Internal sort

From Wikipedia, the free encyclopedia

An internal sort is any data sorting process that takes place entirely within the main memory of a computer. This is possible whenever the data to be sorted is small enough to all be held in the main memory. For sorting larger datasets, it may be necessary to hold only a chunk of data in memory at a time, since it wont all fit. The rest of the data is normally held on some larger, but slower medium, like a hard-disk. Any reading or writing of data to and from this slower media can slow the sortation process considerably. This issue has implications for different sort algorithms.
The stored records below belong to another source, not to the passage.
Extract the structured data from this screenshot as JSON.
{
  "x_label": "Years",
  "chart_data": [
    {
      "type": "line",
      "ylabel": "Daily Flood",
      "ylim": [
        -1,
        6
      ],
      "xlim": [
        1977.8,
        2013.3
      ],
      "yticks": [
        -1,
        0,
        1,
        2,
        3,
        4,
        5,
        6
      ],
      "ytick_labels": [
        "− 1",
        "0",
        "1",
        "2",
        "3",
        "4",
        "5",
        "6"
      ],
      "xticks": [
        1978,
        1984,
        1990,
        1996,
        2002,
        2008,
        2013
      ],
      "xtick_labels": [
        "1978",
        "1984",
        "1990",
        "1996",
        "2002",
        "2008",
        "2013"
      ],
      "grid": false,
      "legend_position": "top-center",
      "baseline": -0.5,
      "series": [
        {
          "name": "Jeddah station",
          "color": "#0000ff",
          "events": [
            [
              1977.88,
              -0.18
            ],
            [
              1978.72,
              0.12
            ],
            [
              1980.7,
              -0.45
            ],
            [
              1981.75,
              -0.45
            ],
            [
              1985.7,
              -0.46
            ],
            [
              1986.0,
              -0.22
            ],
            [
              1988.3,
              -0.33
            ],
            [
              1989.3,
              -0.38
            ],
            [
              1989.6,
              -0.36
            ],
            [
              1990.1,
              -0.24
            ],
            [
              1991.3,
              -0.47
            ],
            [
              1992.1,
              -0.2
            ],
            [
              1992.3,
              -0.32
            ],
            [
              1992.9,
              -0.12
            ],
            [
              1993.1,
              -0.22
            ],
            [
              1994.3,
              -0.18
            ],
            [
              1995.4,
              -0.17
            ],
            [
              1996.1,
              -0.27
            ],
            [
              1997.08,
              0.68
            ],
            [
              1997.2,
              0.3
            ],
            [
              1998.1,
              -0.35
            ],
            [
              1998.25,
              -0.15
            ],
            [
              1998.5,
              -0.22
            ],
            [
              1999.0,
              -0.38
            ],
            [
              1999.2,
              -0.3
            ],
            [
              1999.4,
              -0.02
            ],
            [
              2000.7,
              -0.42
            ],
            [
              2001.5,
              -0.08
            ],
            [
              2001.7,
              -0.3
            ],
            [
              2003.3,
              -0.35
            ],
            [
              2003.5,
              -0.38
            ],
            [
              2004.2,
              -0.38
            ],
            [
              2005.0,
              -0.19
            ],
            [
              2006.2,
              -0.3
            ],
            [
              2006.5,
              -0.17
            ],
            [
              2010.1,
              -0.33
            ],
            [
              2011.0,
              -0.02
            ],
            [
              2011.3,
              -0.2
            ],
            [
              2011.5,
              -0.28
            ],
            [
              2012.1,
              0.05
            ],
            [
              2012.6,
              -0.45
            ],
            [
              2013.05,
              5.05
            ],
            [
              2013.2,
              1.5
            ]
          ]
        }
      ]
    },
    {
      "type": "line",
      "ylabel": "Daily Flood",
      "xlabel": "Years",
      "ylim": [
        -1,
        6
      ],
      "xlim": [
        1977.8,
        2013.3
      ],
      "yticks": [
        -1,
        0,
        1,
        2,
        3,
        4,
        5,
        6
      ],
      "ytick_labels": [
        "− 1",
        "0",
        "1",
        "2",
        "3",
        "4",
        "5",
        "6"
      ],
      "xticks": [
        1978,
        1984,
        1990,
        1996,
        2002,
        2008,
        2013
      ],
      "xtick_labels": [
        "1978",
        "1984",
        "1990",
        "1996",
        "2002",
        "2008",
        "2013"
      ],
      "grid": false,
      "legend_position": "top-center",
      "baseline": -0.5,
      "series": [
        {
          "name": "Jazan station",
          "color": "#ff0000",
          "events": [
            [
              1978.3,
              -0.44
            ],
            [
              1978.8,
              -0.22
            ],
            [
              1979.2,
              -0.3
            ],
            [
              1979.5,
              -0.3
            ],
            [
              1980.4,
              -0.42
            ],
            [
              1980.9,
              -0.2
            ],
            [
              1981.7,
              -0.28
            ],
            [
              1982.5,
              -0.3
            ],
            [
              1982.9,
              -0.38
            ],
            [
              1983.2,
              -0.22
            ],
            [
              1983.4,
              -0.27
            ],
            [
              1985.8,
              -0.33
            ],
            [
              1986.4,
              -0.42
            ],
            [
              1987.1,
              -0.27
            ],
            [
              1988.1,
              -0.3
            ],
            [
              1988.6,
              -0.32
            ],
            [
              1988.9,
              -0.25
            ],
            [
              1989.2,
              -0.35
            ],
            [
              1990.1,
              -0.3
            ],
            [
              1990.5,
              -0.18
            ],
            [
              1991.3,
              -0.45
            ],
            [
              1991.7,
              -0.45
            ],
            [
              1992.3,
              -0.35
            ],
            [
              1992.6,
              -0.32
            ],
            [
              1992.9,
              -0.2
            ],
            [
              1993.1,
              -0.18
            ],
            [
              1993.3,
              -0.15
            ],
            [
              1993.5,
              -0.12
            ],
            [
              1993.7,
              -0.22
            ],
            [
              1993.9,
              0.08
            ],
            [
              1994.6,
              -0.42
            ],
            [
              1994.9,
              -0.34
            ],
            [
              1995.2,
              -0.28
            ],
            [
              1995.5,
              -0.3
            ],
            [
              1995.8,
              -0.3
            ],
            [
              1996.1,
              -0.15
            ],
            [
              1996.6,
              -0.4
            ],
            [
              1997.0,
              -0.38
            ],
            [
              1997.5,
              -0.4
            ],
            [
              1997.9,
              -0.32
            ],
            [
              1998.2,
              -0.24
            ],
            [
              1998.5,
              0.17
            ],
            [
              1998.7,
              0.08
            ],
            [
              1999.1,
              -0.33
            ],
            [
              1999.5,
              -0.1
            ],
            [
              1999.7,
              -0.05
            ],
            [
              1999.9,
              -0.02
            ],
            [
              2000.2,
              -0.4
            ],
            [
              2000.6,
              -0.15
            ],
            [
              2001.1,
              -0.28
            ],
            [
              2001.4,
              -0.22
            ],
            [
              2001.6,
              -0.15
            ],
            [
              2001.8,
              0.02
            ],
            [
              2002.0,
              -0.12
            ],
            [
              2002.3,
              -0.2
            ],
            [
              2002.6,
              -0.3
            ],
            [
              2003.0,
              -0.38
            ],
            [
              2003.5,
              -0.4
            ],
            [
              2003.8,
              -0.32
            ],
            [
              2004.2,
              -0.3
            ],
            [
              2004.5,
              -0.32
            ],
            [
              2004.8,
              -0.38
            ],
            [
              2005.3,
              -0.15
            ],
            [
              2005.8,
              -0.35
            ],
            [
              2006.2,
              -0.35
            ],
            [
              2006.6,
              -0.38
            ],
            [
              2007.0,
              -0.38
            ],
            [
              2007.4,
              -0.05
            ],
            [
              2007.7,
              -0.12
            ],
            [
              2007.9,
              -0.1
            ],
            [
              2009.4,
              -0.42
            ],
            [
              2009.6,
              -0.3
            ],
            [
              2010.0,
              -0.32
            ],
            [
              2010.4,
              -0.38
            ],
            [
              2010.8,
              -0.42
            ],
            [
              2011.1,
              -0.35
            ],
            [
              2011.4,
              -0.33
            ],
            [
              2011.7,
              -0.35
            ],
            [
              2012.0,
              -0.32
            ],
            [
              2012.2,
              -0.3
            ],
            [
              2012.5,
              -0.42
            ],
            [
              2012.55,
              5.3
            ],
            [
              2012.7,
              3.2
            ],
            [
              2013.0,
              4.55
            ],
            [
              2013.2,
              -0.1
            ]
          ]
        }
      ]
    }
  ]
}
Consider a Bubblesort, where adjacent records are swapped in order to get them into the right order, so that records appear to 'bubble' up and down through the dataspace. If this has to be done in chunks, then when we have sorted all the records in chunk 1, we move on to chunk 2, but we find that some of the records in chunk 1 need to 'bubble through' chunk 2, and vice versa (i.e., there are records in chunk 2 that belong in chunk 1, and records in chunk 1 that belong in chunk 2 or later chunks). This will cause the chunks to be read and written back to disk many times as records cross over the boundaries between them, resulting in a considerable degradation of performance. If the data can all be held in memory as one large chunk, then this performance hit is avoided.

On the other hand, some algorithms handle external sorting rather better. A Merge sort breaks the data up into chunks, sorts the chunks by some other algorithm (maybe bubblesort or Quick sort) and then recombines the chunks two by two so that each recombined chunk is in order. This approach minimises the number or reads and writes of data-chunks from disk, and is a popular external sort method.